Les enfants négro–mauritaniens avaient, eux, le choix entre cette filière arabe et une autre filière bilingue où après une première année totalement arabisée, ils pourraient, sur la demande de leurs parents, suivre un enseignement en français de la 2e à la 6e à raison de 25 heures par semaine et 5 heures par semaine en arabe (Bah Ould Zein, 1997 : 40): Année 1re A 2e A 3e A 4e A 5 e A 6 e A Arabe 30h 5h 5h 5h 5h 5h Français 0h 25h 25h 25h 25h 25h Total 30h 30h 30h 30h 30h 30h Tableau 6

En 1980, le Comité Militaire de Salut National, instance au pouvoir à cette époque décrète l’arabe langue officielle, les trois langues négro-mauritaniennes (poular, soninké et wolof) langues nationales et le français langue étrangère privilégiée.

Durant la période transitoire dans ce pays, les deux composantes ethniques de la population mauritanienne ont approuvé l’enseignement en deux options, arabe pour les hassanophones et bilingue pour les Négro-Mauritaniens.
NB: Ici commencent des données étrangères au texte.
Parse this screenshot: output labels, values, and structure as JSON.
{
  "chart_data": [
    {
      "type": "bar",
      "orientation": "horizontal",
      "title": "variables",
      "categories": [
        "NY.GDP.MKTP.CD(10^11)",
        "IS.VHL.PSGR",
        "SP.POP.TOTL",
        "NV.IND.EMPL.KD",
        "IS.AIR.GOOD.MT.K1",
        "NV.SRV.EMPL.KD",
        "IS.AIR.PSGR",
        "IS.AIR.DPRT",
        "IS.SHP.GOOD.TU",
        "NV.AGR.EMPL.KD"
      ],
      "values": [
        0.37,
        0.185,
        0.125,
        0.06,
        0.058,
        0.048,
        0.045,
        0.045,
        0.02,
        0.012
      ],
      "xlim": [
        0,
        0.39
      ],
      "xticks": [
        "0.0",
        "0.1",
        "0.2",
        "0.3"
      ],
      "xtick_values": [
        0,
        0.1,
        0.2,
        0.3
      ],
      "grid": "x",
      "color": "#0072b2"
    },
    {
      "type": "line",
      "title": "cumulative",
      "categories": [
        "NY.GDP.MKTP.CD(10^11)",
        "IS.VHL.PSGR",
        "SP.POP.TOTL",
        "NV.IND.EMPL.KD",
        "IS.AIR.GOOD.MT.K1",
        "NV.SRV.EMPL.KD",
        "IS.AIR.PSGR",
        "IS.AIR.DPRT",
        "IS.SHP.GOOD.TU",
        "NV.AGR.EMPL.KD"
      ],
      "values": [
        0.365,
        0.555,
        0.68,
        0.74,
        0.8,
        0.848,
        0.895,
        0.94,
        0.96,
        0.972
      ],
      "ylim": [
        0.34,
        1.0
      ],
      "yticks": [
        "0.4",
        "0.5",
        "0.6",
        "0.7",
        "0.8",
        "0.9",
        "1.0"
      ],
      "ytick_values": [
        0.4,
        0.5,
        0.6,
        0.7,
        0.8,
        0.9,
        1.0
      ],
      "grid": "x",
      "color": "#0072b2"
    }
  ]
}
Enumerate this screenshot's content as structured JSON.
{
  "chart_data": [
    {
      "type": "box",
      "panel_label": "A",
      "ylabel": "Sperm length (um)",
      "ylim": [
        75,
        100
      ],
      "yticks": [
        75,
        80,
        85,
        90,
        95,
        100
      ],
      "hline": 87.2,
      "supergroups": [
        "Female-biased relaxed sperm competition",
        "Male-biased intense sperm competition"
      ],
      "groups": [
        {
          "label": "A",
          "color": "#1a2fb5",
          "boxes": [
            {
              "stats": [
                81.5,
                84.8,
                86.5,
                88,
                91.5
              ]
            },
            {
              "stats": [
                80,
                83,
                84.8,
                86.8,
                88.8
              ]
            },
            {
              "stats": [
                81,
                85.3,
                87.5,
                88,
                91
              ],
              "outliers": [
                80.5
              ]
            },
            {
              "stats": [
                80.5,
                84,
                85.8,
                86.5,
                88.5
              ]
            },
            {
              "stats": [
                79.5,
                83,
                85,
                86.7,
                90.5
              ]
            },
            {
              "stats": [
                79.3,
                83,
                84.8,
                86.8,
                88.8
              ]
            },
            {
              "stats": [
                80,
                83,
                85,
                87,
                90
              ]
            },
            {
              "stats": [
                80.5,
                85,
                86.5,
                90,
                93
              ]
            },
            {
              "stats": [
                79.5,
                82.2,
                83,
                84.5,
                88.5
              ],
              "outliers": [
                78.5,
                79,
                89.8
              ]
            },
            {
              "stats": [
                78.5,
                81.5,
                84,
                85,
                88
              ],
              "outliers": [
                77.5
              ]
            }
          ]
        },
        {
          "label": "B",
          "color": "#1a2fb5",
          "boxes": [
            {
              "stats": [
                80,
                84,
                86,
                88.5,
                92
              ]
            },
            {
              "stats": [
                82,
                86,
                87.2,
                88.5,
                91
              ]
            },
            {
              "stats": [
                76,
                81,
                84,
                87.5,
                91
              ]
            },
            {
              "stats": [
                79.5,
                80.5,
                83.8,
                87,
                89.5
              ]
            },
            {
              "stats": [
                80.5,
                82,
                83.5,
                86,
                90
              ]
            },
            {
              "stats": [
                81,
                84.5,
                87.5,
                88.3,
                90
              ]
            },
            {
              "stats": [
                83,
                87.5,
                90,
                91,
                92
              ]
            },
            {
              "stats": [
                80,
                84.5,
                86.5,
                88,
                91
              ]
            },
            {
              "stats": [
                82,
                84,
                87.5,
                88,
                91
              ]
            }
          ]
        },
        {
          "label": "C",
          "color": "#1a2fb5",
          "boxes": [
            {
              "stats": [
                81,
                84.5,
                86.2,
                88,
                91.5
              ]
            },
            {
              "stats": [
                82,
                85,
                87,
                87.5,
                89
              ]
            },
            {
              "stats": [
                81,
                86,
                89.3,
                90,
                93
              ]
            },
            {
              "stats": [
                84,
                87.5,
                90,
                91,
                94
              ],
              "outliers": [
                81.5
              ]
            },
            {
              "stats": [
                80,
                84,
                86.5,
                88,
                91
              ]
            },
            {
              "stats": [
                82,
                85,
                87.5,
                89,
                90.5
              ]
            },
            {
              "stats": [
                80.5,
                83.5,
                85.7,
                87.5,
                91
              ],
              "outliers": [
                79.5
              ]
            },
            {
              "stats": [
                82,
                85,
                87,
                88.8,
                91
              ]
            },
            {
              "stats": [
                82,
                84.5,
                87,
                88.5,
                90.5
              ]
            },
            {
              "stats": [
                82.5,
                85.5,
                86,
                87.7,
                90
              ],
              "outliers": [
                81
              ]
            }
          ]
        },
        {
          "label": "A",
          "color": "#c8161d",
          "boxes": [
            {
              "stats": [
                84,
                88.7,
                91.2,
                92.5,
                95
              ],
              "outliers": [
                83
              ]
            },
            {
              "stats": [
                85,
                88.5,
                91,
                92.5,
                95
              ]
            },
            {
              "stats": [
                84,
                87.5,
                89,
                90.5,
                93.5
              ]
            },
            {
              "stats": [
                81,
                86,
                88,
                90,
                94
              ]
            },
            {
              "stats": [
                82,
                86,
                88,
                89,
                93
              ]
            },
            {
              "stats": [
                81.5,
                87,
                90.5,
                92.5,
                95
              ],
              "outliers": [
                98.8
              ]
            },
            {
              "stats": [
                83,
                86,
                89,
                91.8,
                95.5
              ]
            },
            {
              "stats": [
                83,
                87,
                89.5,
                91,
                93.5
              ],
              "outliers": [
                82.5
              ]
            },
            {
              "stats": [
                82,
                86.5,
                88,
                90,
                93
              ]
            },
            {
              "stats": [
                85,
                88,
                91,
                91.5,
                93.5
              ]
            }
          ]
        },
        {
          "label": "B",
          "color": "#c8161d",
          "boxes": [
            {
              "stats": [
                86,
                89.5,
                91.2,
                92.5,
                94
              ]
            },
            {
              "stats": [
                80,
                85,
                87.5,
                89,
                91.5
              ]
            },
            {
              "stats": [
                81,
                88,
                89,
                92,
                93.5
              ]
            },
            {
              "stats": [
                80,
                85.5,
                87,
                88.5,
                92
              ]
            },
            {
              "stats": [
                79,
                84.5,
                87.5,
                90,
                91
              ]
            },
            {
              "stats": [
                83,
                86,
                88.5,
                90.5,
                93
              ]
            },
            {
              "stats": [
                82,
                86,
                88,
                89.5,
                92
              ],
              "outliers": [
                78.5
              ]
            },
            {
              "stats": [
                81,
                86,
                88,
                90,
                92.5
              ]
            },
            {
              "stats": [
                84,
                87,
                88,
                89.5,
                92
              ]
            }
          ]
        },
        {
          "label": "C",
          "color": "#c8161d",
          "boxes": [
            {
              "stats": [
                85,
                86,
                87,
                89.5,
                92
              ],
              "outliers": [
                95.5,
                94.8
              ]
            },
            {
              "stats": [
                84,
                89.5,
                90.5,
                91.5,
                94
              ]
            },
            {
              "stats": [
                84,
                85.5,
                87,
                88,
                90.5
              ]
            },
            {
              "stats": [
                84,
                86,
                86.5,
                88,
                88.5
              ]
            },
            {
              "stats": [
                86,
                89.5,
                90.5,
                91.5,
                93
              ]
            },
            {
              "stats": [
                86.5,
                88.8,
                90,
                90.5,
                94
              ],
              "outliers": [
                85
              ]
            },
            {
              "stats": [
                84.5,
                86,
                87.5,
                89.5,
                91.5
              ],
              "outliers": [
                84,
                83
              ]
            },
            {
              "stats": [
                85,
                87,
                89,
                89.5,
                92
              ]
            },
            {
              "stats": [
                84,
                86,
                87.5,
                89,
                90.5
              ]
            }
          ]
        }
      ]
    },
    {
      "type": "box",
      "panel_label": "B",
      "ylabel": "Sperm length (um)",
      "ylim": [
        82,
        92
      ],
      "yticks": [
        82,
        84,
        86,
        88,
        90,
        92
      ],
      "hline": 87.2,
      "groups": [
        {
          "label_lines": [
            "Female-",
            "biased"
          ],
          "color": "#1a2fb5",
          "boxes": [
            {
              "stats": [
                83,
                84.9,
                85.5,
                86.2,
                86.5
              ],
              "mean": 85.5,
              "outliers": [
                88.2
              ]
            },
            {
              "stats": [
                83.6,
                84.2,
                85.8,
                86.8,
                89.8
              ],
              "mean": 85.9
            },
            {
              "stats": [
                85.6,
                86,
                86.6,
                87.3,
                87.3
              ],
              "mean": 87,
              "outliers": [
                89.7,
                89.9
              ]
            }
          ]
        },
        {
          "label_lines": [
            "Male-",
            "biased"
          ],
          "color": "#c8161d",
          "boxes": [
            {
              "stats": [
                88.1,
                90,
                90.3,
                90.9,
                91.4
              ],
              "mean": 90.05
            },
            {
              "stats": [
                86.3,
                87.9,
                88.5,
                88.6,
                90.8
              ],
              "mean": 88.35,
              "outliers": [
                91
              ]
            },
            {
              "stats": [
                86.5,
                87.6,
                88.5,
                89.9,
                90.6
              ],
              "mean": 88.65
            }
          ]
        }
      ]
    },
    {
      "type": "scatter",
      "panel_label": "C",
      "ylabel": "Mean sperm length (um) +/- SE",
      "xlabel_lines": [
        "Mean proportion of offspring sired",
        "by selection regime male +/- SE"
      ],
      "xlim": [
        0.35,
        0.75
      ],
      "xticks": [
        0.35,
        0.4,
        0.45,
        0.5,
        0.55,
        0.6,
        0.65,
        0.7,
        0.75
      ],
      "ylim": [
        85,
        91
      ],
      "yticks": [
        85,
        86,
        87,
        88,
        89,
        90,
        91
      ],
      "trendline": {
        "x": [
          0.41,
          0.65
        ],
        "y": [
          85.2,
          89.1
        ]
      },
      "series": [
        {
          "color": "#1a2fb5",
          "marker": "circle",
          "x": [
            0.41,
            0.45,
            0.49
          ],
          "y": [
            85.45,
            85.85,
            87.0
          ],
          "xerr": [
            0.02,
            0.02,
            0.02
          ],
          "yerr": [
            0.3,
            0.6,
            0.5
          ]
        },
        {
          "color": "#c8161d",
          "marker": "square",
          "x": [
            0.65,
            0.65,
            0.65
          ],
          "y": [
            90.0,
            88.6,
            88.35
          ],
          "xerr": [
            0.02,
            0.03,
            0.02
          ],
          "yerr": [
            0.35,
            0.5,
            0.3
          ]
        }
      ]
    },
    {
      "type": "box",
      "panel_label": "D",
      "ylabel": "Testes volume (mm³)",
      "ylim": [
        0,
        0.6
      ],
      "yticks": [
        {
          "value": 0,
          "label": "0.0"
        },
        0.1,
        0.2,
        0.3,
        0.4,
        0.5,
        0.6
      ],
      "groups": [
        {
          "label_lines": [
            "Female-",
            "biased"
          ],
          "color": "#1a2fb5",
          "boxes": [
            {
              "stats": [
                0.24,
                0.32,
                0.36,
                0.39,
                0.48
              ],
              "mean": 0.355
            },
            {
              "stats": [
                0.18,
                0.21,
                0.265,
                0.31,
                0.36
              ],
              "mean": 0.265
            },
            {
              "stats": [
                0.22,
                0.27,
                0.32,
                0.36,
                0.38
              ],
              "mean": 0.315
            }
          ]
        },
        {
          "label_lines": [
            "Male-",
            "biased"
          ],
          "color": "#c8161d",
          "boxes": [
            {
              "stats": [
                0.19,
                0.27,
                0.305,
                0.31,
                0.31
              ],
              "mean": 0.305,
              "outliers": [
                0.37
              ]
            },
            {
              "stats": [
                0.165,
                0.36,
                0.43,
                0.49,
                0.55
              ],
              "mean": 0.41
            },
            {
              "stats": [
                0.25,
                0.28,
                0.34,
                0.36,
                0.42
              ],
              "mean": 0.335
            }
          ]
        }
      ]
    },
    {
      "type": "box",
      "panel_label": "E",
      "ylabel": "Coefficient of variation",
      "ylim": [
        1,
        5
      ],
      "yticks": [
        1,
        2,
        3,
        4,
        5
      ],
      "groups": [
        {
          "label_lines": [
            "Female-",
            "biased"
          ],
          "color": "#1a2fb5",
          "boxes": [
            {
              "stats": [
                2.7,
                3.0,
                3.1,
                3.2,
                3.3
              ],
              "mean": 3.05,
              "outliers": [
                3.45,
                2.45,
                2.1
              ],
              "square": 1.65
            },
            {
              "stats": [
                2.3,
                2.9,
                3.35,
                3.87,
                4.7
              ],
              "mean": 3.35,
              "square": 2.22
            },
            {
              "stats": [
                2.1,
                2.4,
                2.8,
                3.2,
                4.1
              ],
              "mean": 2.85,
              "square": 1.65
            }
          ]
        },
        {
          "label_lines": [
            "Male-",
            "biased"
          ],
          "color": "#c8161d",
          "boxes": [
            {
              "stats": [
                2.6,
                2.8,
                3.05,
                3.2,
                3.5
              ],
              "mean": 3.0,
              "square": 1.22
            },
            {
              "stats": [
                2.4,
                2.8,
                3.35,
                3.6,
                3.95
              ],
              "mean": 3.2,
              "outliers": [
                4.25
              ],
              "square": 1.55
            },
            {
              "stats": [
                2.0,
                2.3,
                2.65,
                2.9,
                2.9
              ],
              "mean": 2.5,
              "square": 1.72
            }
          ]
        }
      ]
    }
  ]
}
L’option bilingue devait en principe être remplacée à terme par un enseignement dans les trois langues nationales. Après la mise en place de classes expérimentales en langues nationales, les Négro-mauritaniens désenchantèrent vite et s’aperçurent que l’enseignement en ces langues n’ouvrait guère de perspectives d’avenir. Après un temps très court, ces classes expérimentales finirent par fermer leurs portes et cette frange de la population se rabattit une fois de plus sur la filière bilingue qui était censée disparaître pour toujours.